Le 2 décembre, à 21 h 13, une forte détonation se fait entendre non loin de Fréjus dans le Var. Le barrage du lieu-dit « Malpasset » vient de céder. Quand la construction de cette retenue a commencé dans la vallée du Reyran, ses bâtisseurs avaient pour intention de mieux réguler le débit d'un torrent sec en été et en crue l'hiver. Ce contrôle était censé permettre une meilleure irrigation des cultures, dans une région où les pluies sont très irrégulières. L'inauguration de l'ouvrage a eu lieu en 1954, mais la faiblesse des pluies des années suivantes et une procédure judiciaire contre l'un des entrepreneurs ont longtemps empêché son remplissage. A contrario, cette année, les pluies ont été diluviennes et la cote d'alerte a été atteinte plusieurs fois dans les jours qui ont précédé l'accident.
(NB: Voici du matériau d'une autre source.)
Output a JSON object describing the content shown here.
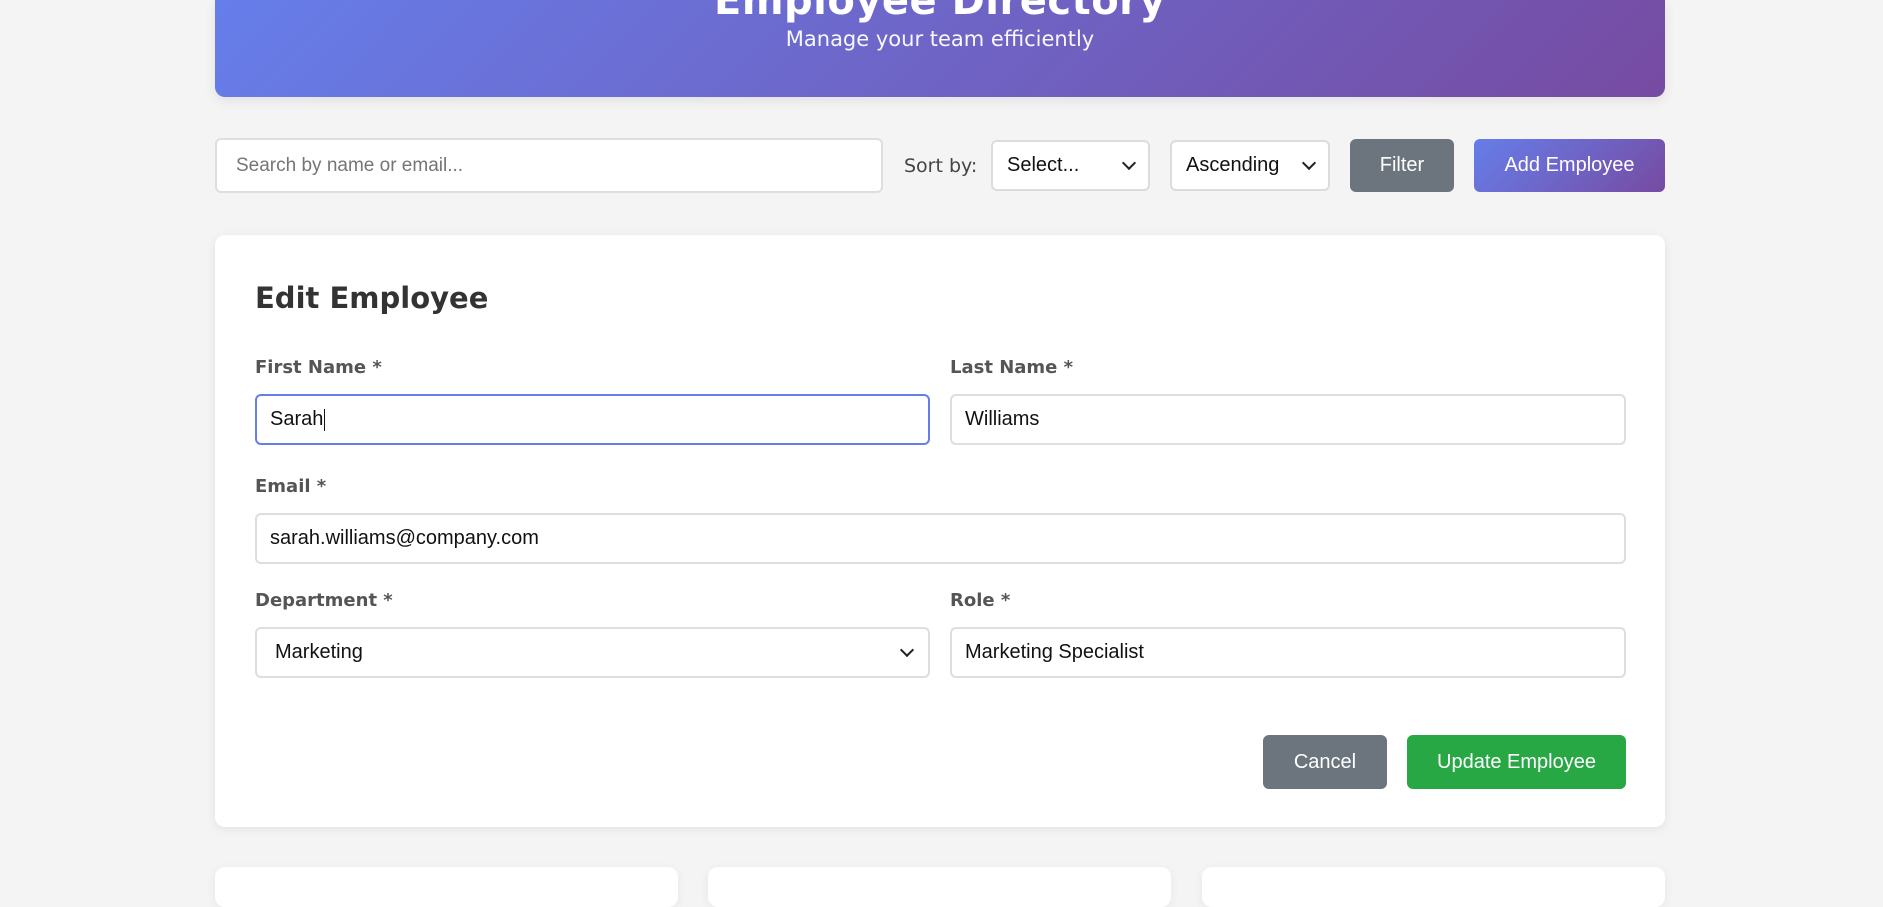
{
  "header": {
    "title": "Employee Directory",
    "subtitle": "Manage your team efficiently"
  },
  "toolbar": {
    "search_placeholder": "Search by name or email...",
    "search_value": "",
    "sort_label": "Sort by:",
    "sort_field_value": "Select...",
    "sort_order_value": "Ascending",
    "filter_label": "Filter",
    "add_label": "Add Employee"
  },
  "form": {
    "title": "Edit Employee",
    "first_name": {
      "label": "First Name *",
      "value": "Sarah"
    },
    "last_name": {
      "label": "Last Name *",
      "value": "Williams"
    },
    "email": {
      "label": "Email *",
      "value": "sarah.williams@company.com"
    },
    "department": {
      "label": "Department *",
      "value": "Marketing"
    },
    "role": {
      "label": "Role *",
      "value": "Marketing Specialist"
    },
    "cancel_label": "Cancel",
    "update_label": "Update Employee"
  },
  "colors": {
    "accent_gradient_start": "#667eea",
    "accent_gradient_end": "#764ba2",
    "secondary_button": "#6c757d",
    "success_button": "#28a745",
    "focus_border": "#667eea"
  }
}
À 18 h, ce 2 décembre, le gardien du barrage décide d'ouvrir les vannes du déversoir pour éviter la catastrophe. En trois heures, 300000 mètres cubes d'eau se déversent et le niveau du bassin baisse de trois centimètres. Malgré cette initiative, le barrage se rompt, libérant un gigantesque raz de marée, qui va tout emporter sur son passage.
Une vision apocalyptique
Une vague de 40 mètres de haut déferle sur la vallée, atteignant Fréjus vingt minutes après la rupture du barrage. Cités dans L'Alsace, les propos de ce témoin disent la vision apocalyptique que les habitants de la région ont dû avoir de ce moment : « Ma femme pensait que le grondement était dû au passage d'un train. À la place du train, et presque aussi vite que lui, j'ai vu passer un arbre, un camion et des tonneaux entraînés par un courant furieux, qui montait presque aussi vite que du lait dans une casserole ». Le bilan est lourd : plus de 400 morts, une centaine de disparus, près de 2000 familles sinistrées, cent maisons totalement détruites et 700 largement endommagées. La région et le pays sont sous le choc. Reste à déterminer le ou les responsables de cette catastrophe. L'ingénieur André Coyne, constructeur du barrage, est montré du doigt. Mais il n'en est pas à son coup d'essai et il est disculpé. Des années d'enquête conduiront à un verdict fataliste : en 1967, la Cour de cassation conclura qu'à Malpasset, « la nature avait préparé un véritable piège », laissant tous les sinistrés dans le plus grand désarroi. André Coyne l'avait prédit : « De tous les ouvrages construits de la main de l'homme, les barrages sont les plus meurtriers ». Ça s'est malheureusement vérifié à Malpasset.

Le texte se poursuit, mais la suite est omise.